If I reset the board after debugging both cores seem to run OK. That said after debugging i seem to need to reset the board several time to get it to startup properly.

I do suspect that your problem is something to do with the line above. I would attempt to simplify things further as the code is still somewhat complex.

Thats wierd those 2 handles are located in the D3_RAM and assigned in the cortex m7 core like the example u shared before. Could it be that i made a mistake in the linker script that makes it so that the m4 cant read that memory?

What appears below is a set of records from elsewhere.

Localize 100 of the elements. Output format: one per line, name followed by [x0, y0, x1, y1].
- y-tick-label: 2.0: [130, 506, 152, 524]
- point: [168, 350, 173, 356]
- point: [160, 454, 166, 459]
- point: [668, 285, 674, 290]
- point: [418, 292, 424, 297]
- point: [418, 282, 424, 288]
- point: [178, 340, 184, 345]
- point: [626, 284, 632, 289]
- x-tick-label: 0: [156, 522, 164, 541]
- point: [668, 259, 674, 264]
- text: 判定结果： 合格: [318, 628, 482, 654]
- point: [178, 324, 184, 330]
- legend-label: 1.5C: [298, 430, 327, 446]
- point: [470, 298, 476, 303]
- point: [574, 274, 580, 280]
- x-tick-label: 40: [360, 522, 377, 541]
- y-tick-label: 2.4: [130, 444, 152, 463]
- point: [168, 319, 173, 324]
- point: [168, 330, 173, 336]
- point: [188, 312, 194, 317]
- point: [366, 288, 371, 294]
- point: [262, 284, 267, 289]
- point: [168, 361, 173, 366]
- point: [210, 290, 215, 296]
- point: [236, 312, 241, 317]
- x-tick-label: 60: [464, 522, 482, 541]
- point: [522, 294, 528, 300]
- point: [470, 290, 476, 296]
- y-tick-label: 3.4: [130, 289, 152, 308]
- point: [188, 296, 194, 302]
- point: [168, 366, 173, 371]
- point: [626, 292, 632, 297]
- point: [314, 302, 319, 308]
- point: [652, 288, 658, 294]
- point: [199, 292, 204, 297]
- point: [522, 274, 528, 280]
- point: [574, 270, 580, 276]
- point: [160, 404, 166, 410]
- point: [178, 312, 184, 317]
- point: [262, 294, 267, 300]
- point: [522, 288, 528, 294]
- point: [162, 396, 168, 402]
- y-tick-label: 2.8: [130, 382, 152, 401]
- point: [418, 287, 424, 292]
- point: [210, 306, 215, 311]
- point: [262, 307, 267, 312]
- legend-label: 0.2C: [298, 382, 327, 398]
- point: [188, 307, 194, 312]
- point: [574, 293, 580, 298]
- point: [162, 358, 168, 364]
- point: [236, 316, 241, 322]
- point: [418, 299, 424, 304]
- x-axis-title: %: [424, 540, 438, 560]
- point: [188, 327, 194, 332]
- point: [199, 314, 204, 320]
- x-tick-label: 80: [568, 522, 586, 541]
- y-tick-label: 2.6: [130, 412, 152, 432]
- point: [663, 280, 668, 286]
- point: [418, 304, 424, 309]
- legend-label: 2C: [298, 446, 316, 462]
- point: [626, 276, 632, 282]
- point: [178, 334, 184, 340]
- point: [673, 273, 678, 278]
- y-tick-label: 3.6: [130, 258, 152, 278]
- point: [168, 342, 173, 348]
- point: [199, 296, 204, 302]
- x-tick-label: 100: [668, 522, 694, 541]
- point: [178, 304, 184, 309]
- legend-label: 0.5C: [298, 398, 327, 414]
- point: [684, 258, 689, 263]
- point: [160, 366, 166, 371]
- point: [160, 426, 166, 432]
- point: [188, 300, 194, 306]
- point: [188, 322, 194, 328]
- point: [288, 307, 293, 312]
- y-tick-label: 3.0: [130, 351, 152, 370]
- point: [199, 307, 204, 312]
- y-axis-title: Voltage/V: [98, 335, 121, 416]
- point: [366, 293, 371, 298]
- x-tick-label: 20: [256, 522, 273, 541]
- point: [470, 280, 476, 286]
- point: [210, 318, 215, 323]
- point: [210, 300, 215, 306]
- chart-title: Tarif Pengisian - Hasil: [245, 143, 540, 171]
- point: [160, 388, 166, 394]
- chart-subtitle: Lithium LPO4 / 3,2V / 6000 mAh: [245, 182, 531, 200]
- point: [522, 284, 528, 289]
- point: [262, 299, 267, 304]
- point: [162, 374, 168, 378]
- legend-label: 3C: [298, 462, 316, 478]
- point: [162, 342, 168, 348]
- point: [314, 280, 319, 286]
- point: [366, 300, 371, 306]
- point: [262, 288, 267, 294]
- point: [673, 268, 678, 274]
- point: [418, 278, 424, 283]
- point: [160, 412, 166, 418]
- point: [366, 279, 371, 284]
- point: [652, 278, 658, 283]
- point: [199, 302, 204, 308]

Yes it is a bit weird. With the dual core debugging the M4 can see them fine. Also when I have it free running it must be able to see them fine as it does not crash. It’s only when I debug the M4 (with the M7 running) so I suspect that that issue may be debugger / timing.

I think the way forward would be strip it back further so that each processor has 1 task that flashes the LED. Then start adding stuff back in to locate the issue.

Also setup the dual core debugging as then it can debug both cores at the same time and you don’t need to comment out the power down line in the M4.

I debug both cores with openocd, problem with that line of code is taht the debugger cant reach the m4 while its in sleep mode and then crashes on it.

I might have found the problem.
The example initialises the m7 handles before releasing the m4 and i dont do that, this migth be why the memory is invalid. I cant test this right now cause i dont have the hardware with me atm.

I think taht if i move the init_messager to after the hal_init of the m7 that i could solve the problem.

It seems that if i remove the cm4 handles and only send data from the cm7 tot the cm4 taht it works normal, as soon as the cm4 starts sending data back it stops working.

I have a feeling that somewhere in my functions the memory gets corrupted.
We solved this by adding hardware semaphores around the sending and recieving functions.